Paul Hanley and Lee Duhig: Color Art.

==History==
In 1996, Ray Colgan approached Jason Neulander about the idea of creating a science-fiction radio serial to be performed live in installments and maybe event to be aired on the radio. Neulander jumped on the idea. He invited Jessica Reisman, Julia Edwards, and Lisa D'Amour to join Ray on the writing team and The Intergalactic Nemesis was born.

The original concept was that the writers would provide two 15-minute scripts per week for five weeks. Neulander got these scripts on a Friday, rehearsed with actors and sound on Saturday, and performed the two episodes on Sunday for five weeks at Little City coffeehouse. Because the process was so quick, the writers named the main characters after the actors who played them: Ben Willcott, Molly Rice, and Japhy Fernandez. Buzz Moran grabbed items out of his kitchen to make the last-minute sound effects. The first performance drew more than 100 people to the coffeehouse.

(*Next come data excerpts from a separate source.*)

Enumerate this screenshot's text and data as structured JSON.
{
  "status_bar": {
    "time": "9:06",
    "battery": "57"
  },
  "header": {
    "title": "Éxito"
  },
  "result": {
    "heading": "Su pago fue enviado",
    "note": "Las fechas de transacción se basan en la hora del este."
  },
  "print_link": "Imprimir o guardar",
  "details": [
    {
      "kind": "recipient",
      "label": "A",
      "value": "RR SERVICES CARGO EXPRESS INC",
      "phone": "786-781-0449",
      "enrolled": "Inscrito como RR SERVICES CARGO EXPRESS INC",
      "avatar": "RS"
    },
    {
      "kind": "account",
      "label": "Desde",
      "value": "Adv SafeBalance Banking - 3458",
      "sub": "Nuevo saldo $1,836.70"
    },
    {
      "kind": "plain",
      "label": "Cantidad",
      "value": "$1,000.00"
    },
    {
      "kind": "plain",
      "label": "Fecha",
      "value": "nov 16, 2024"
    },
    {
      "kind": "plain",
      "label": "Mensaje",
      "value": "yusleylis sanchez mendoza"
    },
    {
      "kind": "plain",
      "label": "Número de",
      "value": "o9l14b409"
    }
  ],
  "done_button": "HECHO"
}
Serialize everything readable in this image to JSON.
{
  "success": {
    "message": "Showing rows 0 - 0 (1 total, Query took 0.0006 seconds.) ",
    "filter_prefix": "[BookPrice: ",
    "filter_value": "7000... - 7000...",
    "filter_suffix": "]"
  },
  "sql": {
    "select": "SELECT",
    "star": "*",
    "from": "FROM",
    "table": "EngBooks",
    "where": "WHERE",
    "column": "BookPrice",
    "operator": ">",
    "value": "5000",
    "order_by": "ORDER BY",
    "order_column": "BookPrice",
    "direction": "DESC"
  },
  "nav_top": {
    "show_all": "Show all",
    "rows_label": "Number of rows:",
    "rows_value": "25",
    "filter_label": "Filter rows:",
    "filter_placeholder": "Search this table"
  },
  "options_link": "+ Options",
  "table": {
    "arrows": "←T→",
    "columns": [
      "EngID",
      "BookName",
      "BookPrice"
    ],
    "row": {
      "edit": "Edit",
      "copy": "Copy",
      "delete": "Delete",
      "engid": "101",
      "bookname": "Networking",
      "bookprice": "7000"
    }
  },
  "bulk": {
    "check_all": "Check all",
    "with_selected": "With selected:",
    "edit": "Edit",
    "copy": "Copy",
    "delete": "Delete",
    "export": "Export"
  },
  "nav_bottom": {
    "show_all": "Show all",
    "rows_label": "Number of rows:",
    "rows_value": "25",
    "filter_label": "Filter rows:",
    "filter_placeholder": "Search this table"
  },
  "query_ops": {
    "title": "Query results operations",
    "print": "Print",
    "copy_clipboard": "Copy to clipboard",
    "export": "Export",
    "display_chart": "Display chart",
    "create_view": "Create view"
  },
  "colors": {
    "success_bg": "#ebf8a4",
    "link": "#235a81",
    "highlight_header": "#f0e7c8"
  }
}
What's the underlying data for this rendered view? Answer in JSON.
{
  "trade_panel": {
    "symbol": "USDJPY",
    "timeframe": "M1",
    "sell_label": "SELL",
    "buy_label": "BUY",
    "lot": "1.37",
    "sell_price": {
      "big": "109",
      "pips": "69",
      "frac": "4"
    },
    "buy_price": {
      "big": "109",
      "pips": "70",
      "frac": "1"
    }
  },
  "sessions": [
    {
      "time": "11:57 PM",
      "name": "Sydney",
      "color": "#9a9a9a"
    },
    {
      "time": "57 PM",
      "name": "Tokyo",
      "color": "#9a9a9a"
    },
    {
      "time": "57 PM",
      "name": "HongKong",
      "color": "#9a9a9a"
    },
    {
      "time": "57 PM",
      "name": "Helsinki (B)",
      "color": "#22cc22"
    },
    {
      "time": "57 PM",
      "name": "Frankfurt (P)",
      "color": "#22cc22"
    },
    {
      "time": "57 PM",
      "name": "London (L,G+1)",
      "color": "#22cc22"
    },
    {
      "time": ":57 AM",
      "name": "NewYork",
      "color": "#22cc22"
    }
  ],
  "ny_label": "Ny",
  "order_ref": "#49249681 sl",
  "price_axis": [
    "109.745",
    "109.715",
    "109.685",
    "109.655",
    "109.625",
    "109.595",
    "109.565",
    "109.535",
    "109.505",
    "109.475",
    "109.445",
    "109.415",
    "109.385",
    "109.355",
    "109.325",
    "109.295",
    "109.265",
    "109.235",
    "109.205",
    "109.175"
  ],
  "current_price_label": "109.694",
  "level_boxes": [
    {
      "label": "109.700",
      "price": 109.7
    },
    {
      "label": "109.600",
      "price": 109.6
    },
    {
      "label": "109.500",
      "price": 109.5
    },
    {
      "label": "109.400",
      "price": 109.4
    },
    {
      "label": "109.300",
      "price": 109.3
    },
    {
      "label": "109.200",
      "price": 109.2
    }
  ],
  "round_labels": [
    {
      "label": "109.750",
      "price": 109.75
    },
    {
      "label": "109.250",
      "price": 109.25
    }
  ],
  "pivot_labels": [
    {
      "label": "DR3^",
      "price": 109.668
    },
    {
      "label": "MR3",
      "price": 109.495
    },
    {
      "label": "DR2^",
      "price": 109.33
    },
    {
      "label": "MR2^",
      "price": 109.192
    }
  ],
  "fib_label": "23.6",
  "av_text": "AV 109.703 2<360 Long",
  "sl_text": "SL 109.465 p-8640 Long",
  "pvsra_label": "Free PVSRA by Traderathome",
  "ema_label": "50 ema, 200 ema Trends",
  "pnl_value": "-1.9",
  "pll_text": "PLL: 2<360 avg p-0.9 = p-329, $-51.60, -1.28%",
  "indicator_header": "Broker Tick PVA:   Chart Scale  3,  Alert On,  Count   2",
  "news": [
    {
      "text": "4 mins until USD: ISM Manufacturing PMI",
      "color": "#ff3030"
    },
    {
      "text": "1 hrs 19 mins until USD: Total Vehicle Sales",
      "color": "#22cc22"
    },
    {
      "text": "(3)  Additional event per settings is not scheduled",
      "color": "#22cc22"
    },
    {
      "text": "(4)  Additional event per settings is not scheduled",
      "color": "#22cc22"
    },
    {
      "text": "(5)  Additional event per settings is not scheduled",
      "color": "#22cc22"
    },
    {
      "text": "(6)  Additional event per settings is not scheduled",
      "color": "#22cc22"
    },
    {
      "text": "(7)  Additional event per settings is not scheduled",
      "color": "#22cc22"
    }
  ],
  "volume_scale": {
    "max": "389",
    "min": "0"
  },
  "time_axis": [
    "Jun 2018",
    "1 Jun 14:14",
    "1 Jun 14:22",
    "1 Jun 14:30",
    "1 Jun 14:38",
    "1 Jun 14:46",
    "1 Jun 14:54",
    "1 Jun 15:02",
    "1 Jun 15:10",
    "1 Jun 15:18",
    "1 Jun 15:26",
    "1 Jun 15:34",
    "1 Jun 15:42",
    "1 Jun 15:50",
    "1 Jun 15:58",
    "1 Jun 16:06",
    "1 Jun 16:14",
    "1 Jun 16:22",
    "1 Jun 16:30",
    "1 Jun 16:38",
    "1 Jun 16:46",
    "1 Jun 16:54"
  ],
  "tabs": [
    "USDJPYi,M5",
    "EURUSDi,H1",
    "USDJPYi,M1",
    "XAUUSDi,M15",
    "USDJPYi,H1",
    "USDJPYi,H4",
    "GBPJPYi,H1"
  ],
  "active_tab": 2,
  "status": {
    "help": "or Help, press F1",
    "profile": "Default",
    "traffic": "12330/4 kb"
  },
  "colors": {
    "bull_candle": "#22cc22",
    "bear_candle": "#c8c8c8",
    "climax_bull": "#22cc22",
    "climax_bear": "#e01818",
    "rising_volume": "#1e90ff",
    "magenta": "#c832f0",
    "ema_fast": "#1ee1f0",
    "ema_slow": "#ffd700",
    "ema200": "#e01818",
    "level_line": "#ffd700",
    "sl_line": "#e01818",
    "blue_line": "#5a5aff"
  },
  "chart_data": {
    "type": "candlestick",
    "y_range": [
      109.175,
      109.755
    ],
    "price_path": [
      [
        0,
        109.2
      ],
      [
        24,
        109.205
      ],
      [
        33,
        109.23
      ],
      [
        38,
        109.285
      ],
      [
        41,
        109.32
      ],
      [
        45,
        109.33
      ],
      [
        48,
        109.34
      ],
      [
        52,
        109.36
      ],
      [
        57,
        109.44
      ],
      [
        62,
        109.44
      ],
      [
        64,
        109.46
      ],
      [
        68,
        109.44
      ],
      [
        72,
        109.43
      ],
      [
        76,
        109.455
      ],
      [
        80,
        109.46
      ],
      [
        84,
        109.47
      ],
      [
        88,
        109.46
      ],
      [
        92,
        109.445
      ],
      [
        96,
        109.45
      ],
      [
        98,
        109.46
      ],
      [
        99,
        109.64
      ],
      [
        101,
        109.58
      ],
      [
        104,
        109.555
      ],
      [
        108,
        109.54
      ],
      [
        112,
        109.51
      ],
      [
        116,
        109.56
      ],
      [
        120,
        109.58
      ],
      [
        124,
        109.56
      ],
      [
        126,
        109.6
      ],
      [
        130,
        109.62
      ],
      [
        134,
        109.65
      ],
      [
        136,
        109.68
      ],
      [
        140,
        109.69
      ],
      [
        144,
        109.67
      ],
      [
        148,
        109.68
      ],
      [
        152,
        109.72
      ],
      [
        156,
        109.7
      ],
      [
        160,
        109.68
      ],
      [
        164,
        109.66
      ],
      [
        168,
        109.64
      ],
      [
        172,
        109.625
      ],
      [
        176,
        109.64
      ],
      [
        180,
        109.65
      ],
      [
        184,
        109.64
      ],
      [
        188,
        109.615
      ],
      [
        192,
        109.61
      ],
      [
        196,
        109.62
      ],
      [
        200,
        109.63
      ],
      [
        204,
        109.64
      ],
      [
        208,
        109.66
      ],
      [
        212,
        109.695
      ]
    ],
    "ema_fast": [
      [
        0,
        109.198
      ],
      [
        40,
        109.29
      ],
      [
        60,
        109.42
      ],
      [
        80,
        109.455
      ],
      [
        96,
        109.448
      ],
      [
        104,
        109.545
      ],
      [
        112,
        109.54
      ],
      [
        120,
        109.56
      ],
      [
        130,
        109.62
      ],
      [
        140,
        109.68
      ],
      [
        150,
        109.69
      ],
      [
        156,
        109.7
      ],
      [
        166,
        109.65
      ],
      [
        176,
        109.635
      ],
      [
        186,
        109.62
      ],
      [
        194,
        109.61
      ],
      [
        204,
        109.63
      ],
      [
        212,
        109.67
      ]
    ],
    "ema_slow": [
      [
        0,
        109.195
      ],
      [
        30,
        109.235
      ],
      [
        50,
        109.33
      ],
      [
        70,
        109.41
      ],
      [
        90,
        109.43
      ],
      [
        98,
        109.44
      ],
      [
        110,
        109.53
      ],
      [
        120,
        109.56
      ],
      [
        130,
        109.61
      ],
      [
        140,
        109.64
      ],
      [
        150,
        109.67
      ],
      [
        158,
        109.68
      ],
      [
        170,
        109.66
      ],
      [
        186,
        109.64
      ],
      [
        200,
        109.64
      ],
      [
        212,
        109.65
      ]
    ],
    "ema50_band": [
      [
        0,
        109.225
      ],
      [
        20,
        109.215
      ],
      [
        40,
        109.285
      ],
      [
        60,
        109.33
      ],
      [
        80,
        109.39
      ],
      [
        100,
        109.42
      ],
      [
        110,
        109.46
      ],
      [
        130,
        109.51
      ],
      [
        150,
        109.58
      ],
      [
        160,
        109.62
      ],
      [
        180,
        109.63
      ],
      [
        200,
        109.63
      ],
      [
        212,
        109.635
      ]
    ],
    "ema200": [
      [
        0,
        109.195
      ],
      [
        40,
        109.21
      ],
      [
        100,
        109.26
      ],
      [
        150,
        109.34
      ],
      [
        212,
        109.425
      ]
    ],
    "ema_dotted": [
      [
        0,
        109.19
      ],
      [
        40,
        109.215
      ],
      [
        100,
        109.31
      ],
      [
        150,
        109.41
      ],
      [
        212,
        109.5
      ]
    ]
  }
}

Moran captured the show on a cassette-tape four track and the next summer local NPR affiliate KUT aired the show in serial format on their Sunday morning show Soundsight.

In 2000, Buzz bought a portable digital recording studio and suggested to Jason that SVT remount the show, cut it down to an evening-length format, perform it again and record a true broadcast-quality recording. Again, Neulander jumped and asked Ray and Jessica to help him rewrite it. On Memorial Day 2000, the crew set up shop at the State Theatre to a capacity crowd. The only original cast member was Ben Willcott, so the names of the other two main characters were changed. The performance was received so well that Ray and Jason immediately knew that the next summer they would have to create a sequel, which they did. Return of the Intergalactic Nemesis was performed and recorded in June 2001, both shows were performed in rep in 2002, and KUT aired a three-part edit of the show on its "Best of Public Radio" series.

In January 2009, Neulander approached artist Tim Doyle, who had created the backdrops for various productions, about developing a comic-book version of the story. As the two collaborators began work on the comic-book, Cliff Redd asked Neulander to bring the show into Dell Hall at the Long Center. In that meeting, Neulander came up with the idea of combining the comic-book artwork with the live show. In September 2010, the Long Center premiered this new form of entertainment to an audience of over 2,100 people.

==Sequel==
The sequel to Book One: Target Earth is currently in production, titled Book Two: Robot Planet Rising. It follows the further adventures of Molly Sloan and Timmy Mendez after their defeat of the Zygonians, and premiered in Austin on June 8, 2012.